Perth Tornado: Monday 15th July 1996
by Radek Dolecki
At approximately 8.30pm a squall line moved through the metropolitan area. It was accompanied by a severe thunderstorm, which spawned one tornado in suburban Perth. The tornado touched down at Sir Charles Gairdner Hospital in Shenton Park. There it caused some structural damage to the hospital, and brought down a large number of trees which totally blocked the ambulance access to the hospital. The tornado then moved through Kings Park where it caused extensive damage to vegetation. Trees in it's path were either defoliated, uprooted, or had their crowns snapped off.
Tree damage at Kings Park.
After exiting Kings Park the tornado crossed Swan River and entered the suburb of South Perth, where it caused extensive damage to both houses and vegetation, before finally lifting somewhere in the suburb of Kensington.

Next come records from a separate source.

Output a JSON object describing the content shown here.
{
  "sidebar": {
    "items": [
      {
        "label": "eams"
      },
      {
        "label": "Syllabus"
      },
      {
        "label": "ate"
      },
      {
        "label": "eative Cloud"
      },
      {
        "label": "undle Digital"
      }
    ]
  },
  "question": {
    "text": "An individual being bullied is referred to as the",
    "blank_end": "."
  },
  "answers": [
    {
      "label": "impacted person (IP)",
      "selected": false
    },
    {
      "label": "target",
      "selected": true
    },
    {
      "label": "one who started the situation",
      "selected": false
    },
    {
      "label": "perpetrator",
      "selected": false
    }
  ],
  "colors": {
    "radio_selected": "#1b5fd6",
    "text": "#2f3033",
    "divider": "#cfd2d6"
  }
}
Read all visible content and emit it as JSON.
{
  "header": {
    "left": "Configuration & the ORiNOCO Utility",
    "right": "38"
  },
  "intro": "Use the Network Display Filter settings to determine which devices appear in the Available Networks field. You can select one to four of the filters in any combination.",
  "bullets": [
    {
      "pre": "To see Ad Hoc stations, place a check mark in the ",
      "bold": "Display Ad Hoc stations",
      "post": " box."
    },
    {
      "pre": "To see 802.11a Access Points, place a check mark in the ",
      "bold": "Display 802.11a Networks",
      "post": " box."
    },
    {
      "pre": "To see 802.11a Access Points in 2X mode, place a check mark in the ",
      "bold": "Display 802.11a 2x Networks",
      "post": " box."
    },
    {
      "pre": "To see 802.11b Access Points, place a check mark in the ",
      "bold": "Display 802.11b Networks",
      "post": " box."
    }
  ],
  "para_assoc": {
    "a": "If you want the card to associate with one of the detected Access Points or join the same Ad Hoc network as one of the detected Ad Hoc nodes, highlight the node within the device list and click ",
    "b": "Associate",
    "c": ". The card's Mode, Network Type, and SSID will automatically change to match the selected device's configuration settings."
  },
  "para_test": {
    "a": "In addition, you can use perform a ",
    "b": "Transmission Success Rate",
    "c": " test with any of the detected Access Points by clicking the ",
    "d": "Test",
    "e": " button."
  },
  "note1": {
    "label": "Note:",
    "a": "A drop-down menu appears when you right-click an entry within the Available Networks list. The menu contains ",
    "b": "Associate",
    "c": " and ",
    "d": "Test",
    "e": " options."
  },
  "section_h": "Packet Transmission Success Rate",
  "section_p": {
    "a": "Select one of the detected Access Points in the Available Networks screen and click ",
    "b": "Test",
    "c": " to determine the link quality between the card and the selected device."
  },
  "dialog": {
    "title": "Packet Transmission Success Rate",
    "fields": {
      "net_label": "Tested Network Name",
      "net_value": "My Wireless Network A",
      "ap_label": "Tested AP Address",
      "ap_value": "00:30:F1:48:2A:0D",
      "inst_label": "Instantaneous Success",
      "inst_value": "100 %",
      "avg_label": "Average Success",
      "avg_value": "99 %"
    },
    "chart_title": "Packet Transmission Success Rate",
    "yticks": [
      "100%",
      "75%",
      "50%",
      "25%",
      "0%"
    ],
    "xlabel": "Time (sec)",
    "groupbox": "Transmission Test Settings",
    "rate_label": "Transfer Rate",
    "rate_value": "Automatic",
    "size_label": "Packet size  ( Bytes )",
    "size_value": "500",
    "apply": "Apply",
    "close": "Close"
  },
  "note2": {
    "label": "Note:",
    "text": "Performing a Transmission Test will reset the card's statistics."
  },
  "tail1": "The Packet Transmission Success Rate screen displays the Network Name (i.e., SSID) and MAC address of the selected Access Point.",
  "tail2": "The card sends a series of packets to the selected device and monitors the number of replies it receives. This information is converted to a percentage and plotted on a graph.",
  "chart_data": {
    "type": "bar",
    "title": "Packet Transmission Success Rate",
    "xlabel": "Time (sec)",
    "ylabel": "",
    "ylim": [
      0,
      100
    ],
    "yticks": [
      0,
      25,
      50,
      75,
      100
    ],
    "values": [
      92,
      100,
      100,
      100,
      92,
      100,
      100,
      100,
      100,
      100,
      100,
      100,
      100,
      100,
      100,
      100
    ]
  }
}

Click here to view a map showing the tornado path
The most extensive damage caused by the tornado occurred in South Perth. Residences along Mill Point Road were hardest hit, with numerous houses losing their roof tiles, and at least two losing their entire roofs.
Three houses damaged on Mill Point Road, South Perth.
The most damaged house, Mill Point Road, South Perth.
A block of flats directly in the tornados path had it's roof peeled off, parts of which were carried some 300 meters to be deposited in a car park.
Block of flats on Mill Point Road, South Perth, damaged by the tornado.
There were several reports of roofs being removed and deposited some distance away. In all more than 30 houses were damaged, 10 seriously, with two almost completely destroyed. Other notable damage in South Perth included uprooted and snapped trees, downed power lines, snapped power poles, and flattened fences and brick walls.
Tree damage in South Perth.
The thunderstorm that spawned this tornado was not a supercell. I was informed by the Weather Bureau that no mesocyclones were evident on the radar, and there was really nothing there to indicate the storm's severity or the presence of a tornado. A very intense updraught was obviously present, but at the same time it was very short lived. This was indicated by the tornado's speed (approx. 80 km/h) and path (approx. 4 km long and 40m wide) which gave it a total time on earth of approx. only 3 minutes. Based on it's speed the Weather Bureau estimated that the tornado began forming somewhere over Rottnest Island.
The Weather Bureau indicated that based on the bulk of the damage it caused, the tornado was most likely an F0 tornado (perhaps a weak F1). This was indicated by the bulk of roof damage being limited to tile damage. It is therefore interesting to examine the house on Mill Point Road shown above, which had it's entire roof ripped off and deposited in the neighbouring property's backyard, while those around it also directly in the tornado's path suffered damage to tiles only.
The critical factor here is that this house had a flat roof while those around it did not (see photo above). I was told by the Weather Bureau that research in America has shown that it is much easier for tornados to remove flat roofs than skewed ones. Hence the stark difference in damage caused to the afore mentioned houses on Mill Point Road in South Perth. When the tornado hit the house with the flat roof, it caused all windows to blow out, and the pressure that was consequently built up inside the house was sufficient to lift the roof. The tornado was not strong enough to do this to houses with skewed roofs, and only tiles were removed by the strong winds. I also observed that multi-storey residences in the tornado's path seemed to suffer greater damage than single level houses. However, I do not have an explanation for that.
Because the event occurred under cover of night, no footage or photographs of the tornado itself were taken. It is clear however that the tornado definitely did have a visible funnel, as at least one nurse at Sir Charles Gairdner Hospital reported seeing one move through the well lit up car park.
Tornados such as this are not uncommon in the South West of Australia during the winter months. While these events are rare in the metropolitan area, it is actually the second tornadic event we have had in the metro area this season. The first was a 'cock eyed bob' which moved through Dianella earlier in the season, damaging the roof of a petrol station and defoliating many trees. However, the latest tornado was much stronger, and is probably the strongest tornado to hit the Perth area since a strong tornado demolished houses in a Mandurah suburb some two or three years ago.